Ewald Osers was born in Prague in May 1917 in a secular Jewish family. He studied chemistry in Prague and in London where he stayed after the Munich Agreement, working with the BBC until his retirement in 1977. Osers started translating poetry as soon as in 1937, mostly into his mother tongue German. In the UK he continued with the translation work, since 1942 exclusively into his “host” language English. He translated dozens of non-fiction books from German, novels by Jiří Mucha, Arnošt Lustig, Ivan Klíma, Thomas Bernhard etc. but gradually became well-known for his poetry translations, first of all of Czech poets, such as Jaroslav Seifert, Vítězslav Nezval, Miroslav Holub, Jan Skácel but also of German poets (Rose Ausländer, Reiner Kunze, Hanns Cibulka and others), Bulgarian (Lubomir Levchev, Geo Milev and others) and Macedonian (Mateja Matevski), as well as poetry of the Silesian poet Ondra Lysohorsky. In the late 1980s Osers focused also on two major Slovak poets: Miroslav Válek (The Ground beneath our Feet, 1969) and Milan Rúfus (And That's the Truth, 2006 – together with Viera and James Sutherland-Smith). In the 1990s he published poems by Štefan Strážay, Milan Richter, Margita Dobrovičová and others in British and US literary magazines and in the Slovak Literary Review in Bratislava. Recently Osers translated the famous autobiographical novel by Alfréd Wetzler, one of the Slovak Jewish escapees from Auschwitz, What Dante Didn't See (under the title Escape from Hell) and two theatre plays on Kafka written by Milan Richter.

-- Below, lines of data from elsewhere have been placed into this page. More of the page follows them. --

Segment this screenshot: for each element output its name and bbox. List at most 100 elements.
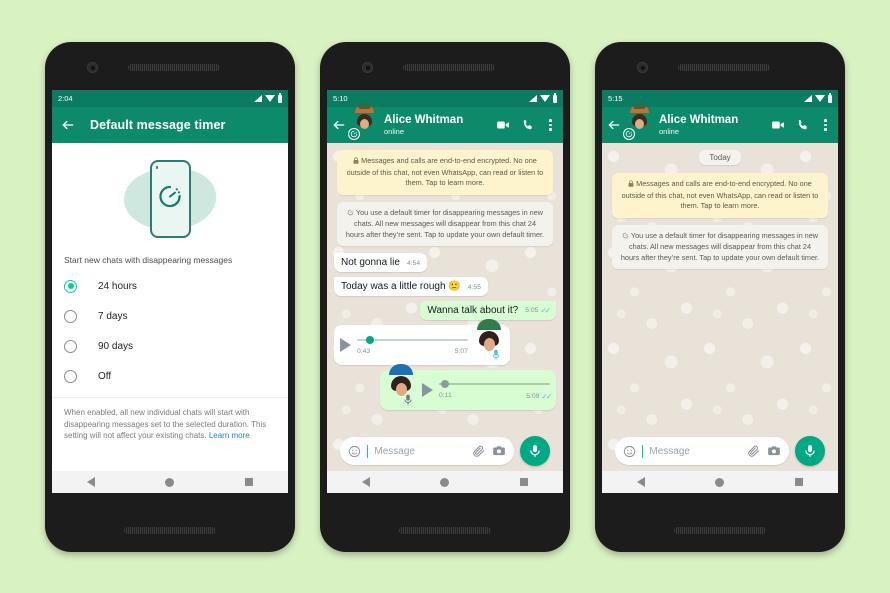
voice-message-incoming[interactable]: 0:43 5:07 [334, 319, 510, 365]
message-input-pill[interactable]: Message [340, 437, 514, 465]
home-nav-button[interactable] [440, 477, 450, 487]
bottom-speaker-1 [124, 527, 216, 534]
bottom-speaker-2 [399, 527, 491, 534]
message-row: Today was a little rough 🙂 4:55 [334, 277, 556, 296]
microphone-button[interactable] [795, 436, 825, 466]
default-timer-notice[interactable]: You use a default timer for disappearing… [612, 224, 828, 269]
wifi-icon [540, 95, 550, 102]
e2e-encryption-notice[interactable]: Messages and calls are end-to-end encryp… [612, 173, 828, 218]
disappearing-timer-badge-icon [348, 127, 360, 140]
contact-name: Alice Whitman [659, 113, 739, 126]
search-input-placeholder[interactable]: Message [649, 446, 741, 457]
video-call-icon[interactable] [496, 118, 510, 132]
timer-notice-text: You use a default timer for disappearing… [345, 207, 545, 239]
chat-message-list[interactable]: Messages and calls are end-to-end encryp… [327, 143, 563, 471]
chat-actions [496, 117, 557, 133]
option-off[interactable]: Off [52, 361, 288, 391]
option-24-hours[interactable]: 24 hours [52, 271, 288, 301]
attachment-icon[interactable] [472, 444, 486, 458]
e2e-text: Messages and calls are end-to-end encryp… [346, 156, 544, 187]
play-icon[interactable] [422, 383, 433, 397]
chat-message-list[interactable]: Today Messages and calls are end-to-end … [602, 143, 838, 471]
timer-icon [157, 184, 183, 215]
settings-app-bar: Default message timer [52, 107, 288, 143]
back-nav-button[interactable] [362, 477, 371, 487]
voice-call-icon[interactable] [796, 118, 810, 132]
status-icons [804, 93, 832, 103]
avatar[interactable] [623, 102, 652, 140]
voice-progress[interactable]: 0:11 5:09 ✓✓ [439, 379, 552, 401]
camera-icon[interactable] [492, 444, 506, 458]
message-row: Wanna talk about it? 5:05 ✓✓ [334, 301, 556, 320]
settings-body: Start new chats with disappearing messag… [52, 143, 288, 471]
recents-nav-button[interactable] [519, 478, 528, 486]
front-camera-icon [362, 62, 373, 73]
day-divider-chip: Today [699, 150, 741, 165]
message-row: Not gonna lie 4:54 [334, 253, 556, 272]
radio-off[interactable] [64, 369, 77, 383]
signal-icon [804, 95, 812, 102]
voice-track[interactable] [439, 379, 550, 389]
radio-90-days[interactable] [64, 339, 77, 353]
e2e-text: Messages and calls are end-to-end encryp… [621, 179, 819, 210]
recents-nav-button[interactable] [794, 478, 803, 486]
emoji-icon[interactable] [623, 445, 636, 458]
message-input-pill[interactable]: Message [615, 437, 789, 465]
home-nav-button[interactable] [165, 477, 175, 487]
default-timer-notice[interactable]: You use a default timer for disappearing… [337, 201, 553, 246]
back-nav-button[interactable] [637, 477, 646, 487]
chat-bubble-outgoing[interactable]: Wanna talk about it? 5:05 ✓✓ [420, 301, 556, 320]
recents-nav-button[interactable] [244, 478, 253, 486]
signal-icon [529, 95, 537, 102]
microphone-button[interactable] [520, 436, 550, 466]
overflow-menu-icon[interactable] [546, 117, 555, 133]
voice-times: 0:11 5:09 ✓✓ [439, 392, 552, 401]
chat-bubble-incoming[interactable]: Not gonna lie 4:54 [334, 253, 428, 272]
learn-more-link[interactable]: Learn more [209, 431, 250, 440]
e2e-encryption-notice[interactable]: Messages and calls are end-to-end encryp… [337, 150, 553, 195]
phone1-top-bezel [45, 42, 295, 90]
chat-bubble-incoming[interactable]: Today was a little rough 🙂 4:55 [334, 277, 488, 296]
back-arrow-icon[interactable] [60, 117, 76, 133]
back-arrow-icon[interactable] [606, 117, 622, 133]
signal-icon [254, 95, 262, 102]
radio-24-hours[interactable] [64, 279, 77, 293]
phone-timer-illustration [52, 149, 288, 249]
camera-icon[interactable] [767, 444, 781, 458]
voice-message-outgoing[interactable]: 0:11 5:09 ✓✓ [380, 364, 556, 410]
bottom-speaker-3 [674, 527, 766, 534]
voice-sender-avatar [386, 364, 416, 405]
option-90-days[interactable]: 90 days [52, 331, 288, 361]
video-call-icon[interactable] [771, 118, 785, 132]
radio-7-days[interactable] [64, 309, 77, 323]
search-input-placeholder[interactable]: Message [374, 446, 466, 457]
read-receipt-icon: ✓✓ [540, 306, 550, 315]
status-icons [529, 93, 557, 103]
overflow-menu-icon[interactable] [821, 117, 830, 133]
avatar[interactable] [348, 102, 377, 140]
option-7-days[interactable]: 7 days [52, 301, 288, 331]
home-nav-button[interactable] [715, 477, 725, 487]
front-camera-icon [87, 62, 98, 73]
message-time: 4:54 [406, 260, 421, 267]
message-text: Today was a little rough 🙂 [341, 281, 461, 292]
phone2-top-bezel [320, 42, 570, 90]
message-meta: 4:55 [468, 284, 481, 292]
message-text: Wanna talk about it? [427, 305, 519, 316]
attachment-icon[interactable] [747, 444, 761, 458]
voice-progress[interactable]: 0:43 5:07 [357, 335, 468, 355]
back-arrow-icon[interactable] [331, 117, 347, 133]
voice-track[interactable] [357, 335, 468, 345]
message-meta: 5:05 ✓✓ [525, 306, 551, 316]
back-nav-button[interactable] [87, 477, 96, 487]
emoji-icon[interactable] [348, 445, 361, 458]
battery-icon [553, 93, 557, 103]
lock-icon [353, 157, 359, 168]
option-label: 90 days [98, 340, 134, 352]
front-camera-icon [637, 62, 648, 73]
chat-identity[interactable]: Alice Whitman online [384, 114, 496, 137]
voice-call-icon[interactable] [521, 118, 535, 132]
message-time: 5:05 [525, 307, 539, 314]
chat-identity[interactable]: Alice Whitman online [659, 114, 771, 137]
play-icon[interactable] [340, 338, 351, 352]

Ewald Osers published three volumes of his own poetry and a book of memoirs (The Snows of Yesteryears) which was translated also into Czech. He served as chairman of two British institutions (theTranslators Association and the Translators' Guild) in the 1970s and 1980s and he was vice-president of the FIT (International Federation of Translators) for two terms. For his translations of around 150 books and promotion of national literatures in the English speaking world he received more than 25 prizes and honours, e. g. the Schlegel-Tieck Prize 1971, the European Poetry Translation Prize 1987, the Order of Cyril and Methodius, Bulgaria, 1987, the Austrian Translation Prize 1989, the Officer's Cross of the Order of Merit of the Federal Republic of Germany 1991, the Macedonian Literature Award 1994, the Medal of Merit of the Czech Republic 1997, both Aurora Borealis Prizes (for fiction translation and for non-fiction translation) 2002, and the Pavol Országh Hviezdoslav Prize, Slovakia, 2007.